Nun noch zu den beiden neuen Artikeln aus dem HiFi Blog. Der erste wurde am 6. September von Ken Cooke gepostet. Er stellt die neuesten Entwicklungen zum Thema 3D-Audio vor, was im Englischen Spatial Sound genannt wird. Damit lässt sich auch über einen Stereo Kopfhörer (also nur zwei Lautsprecher) ein Raumklang erzeugen, mit dem es möglich ist, anhand eines Geräusches die Richtung und Entfernung der Quelle annähernd zu bestimmen. Selbst mit geschlossenen Augen.

Die HiFi Entwickler haben nun einen serverseitigen 3D Audiomixer erstellt, der über einen ebenfalls selbst entwickelten VR Audio Codec einen Stream zum Nutzer erzeugt, der wiederum mit einer neuen Umgebungshall-Berechnung für den 3D Effekt aufbereitet wird.

Und noch mal Gotham, weil es einfach geil aussieht
Der 3D Audiomixer vereint dabei die Geräusche vieler Nutzer, die in Hörweite versammelt sind. Das wird für jeden Nutzer individuell berechnet, denn an jedem Standort klingt der Sound ja anders. Und das Ganze wurde serverseitig implementiert, weil das auf den Rechnern der Nutzer sonst zu viel Performance kosten würde. Der Codec komprimiert den kombinierten Audiostream aller Nutzer auf eine kleinere Datenmenge und dann wird der Stream an den zugehörigen Viewer geschickt.
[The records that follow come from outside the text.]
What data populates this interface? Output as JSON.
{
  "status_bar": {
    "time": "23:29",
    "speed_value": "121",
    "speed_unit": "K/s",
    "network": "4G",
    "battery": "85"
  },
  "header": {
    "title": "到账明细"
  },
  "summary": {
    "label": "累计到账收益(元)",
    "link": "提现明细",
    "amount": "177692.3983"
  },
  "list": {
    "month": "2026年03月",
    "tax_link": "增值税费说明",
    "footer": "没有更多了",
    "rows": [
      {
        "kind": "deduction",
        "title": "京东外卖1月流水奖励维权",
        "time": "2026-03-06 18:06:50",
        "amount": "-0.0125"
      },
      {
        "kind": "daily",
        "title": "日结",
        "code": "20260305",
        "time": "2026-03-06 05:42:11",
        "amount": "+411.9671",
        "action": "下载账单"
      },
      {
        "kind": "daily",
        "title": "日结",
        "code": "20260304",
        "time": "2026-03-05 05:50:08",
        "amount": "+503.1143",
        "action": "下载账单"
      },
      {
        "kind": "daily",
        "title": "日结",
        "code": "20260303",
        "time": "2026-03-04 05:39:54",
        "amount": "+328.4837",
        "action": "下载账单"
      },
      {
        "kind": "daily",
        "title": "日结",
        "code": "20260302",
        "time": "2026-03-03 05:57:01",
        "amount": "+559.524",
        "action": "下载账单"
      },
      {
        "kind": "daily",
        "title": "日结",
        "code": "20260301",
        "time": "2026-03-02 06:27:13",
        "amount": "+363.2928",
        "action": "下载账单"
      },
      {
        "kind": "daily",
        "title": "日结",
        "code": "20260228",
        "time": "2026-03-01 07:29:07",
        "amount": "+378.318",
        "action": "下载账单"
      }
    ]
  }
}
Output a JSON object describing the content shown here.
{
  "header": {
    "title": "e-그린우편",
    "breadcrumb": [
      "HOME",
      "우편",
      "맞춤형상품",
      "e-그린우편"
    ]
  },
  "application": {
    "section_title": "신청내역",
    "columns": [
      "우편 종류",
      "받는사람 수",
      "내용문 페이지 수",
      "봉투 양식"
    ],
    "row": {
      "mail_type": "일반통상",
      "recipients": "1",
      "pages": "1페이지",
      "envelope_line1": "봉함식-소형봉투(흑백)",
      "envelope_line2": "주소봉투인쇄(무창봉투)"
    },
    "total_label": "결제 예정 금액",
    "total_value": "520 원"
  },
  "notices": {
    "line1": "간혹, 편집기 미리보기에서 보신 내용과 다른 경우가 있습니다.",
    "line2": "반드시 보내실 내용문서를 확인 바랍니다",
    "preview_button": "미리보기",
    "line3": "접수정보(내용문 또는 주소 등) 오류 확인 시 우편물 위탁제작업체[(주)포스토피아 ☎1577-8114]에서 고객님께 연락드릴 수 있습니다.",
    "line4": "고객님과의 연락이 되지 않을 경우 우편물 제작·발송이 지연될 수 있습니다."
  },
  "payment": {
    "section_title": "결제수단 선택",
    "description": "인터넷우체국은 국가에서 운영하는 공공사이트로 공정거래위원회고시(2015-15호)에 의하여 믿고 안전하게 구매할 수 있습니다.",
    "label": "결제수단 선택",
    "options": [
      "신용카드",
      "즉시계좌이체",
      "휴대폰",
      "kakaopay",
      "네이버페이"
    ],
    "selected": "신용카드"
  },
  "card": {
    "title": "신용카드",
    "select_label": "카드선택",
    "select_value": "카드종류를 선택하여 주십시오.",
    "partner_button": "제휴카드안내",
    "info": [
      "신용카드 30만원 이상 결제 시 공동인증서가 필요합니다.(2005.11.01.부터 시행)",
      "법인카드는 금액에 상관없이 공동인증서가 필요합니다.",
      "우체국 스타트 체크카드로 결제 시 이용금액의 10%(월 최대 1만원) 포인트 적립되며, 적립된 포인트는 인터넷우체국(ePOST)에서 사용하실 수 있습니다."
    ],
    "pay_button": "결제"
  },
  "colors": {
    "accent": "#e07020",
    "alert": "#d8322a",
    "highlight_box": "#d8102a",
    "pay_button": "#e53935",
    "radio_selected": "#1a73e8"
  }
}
Aktuell ist ein HiFi-Server in der Lage, den Stream für 50 Avatare gleichzeitig zu berechnen und zu verschicken.

Und noch einmal ein Foto aus der HQ Sandbox
Beim Audio-Codec geht Ken Cooke tief in die technischen Einzelheiten, was ich hier nicht zusammenfasse. Der Umgebungshall wird dann erst beim Nutzer vom Viewer auf dem Rechner hinzugefügt. Diese Engine berechnet anhand von 3D Objekten, die sich in der näheren Umgebung des Avatars befinden, die Streuung und Reflektionen der Schallwellen mittels Raycasting. Das klingt alles sehr komplex und das ist es auch.

Es gibt ein kurzes Beispielvideo, in dem das demonstriert wird. Der echte 3D-Effekt ist nur zu hören, wenn man das Video mit einem Kopfhörer anhört.

High Fidelity's 3D Audio in Virtual Reality



Der blaue Alien Avatar ist übrigens ein Freebie vom HiFi Marketplace. Den habe ich mir auch geholt, weil der so schön einfach ist. Man muss sich nicht um Kleidung oder Haarfarbe kümmern.^^

Quelle: [HiFi Blog] - 3D Audio for Shared VR

Bozo Bop Bag von Caitlyn
Der zweite neue HiFi Blogpost ist von Caitlyn Meeks und wurde heute erst veröffentlicht. Sie berichtet über ein weiteres Freebie, das sie selbst als Spielzeug zum Ausprobieren erstellt hat. Es nennt sich "Bozo Bop Bag" und war in den 1950'ern in den USA ein sehr beliebter Zeitvertreib.

Das ist eine Art Boxsack, der aber nicht an einem Seil hängt, sondern auf dem Boden steht und am tiefsten Punkt ein schweres Gewicht eingebaut hat. Boxt man nun gegen den Sack, fällt er nach hinten um und richtet sich gleich wieder auf.

Das hat nun Caitlyn als HiFi Objekt, inklusive des physikalischen Verhaltens gebaut. Auf ihren Fotos vom 3D-Modell, sieht das Teil aus, wie ein reales Objekt. Vor allem, weil sie durchgehend Materialtexturen verwendet hat.

Die Physik wird über Skripte erzeugt. Dazu gibt es Boxhandschuhe mit einer Kollisionshülle für den Avatar. Ein Video, wie das in HiFi dann aussieht, hat Caitlyn leider nicht im Blog gezeigt. Aber das Freebie kann man sich hier holen und es selbst ausprobieren.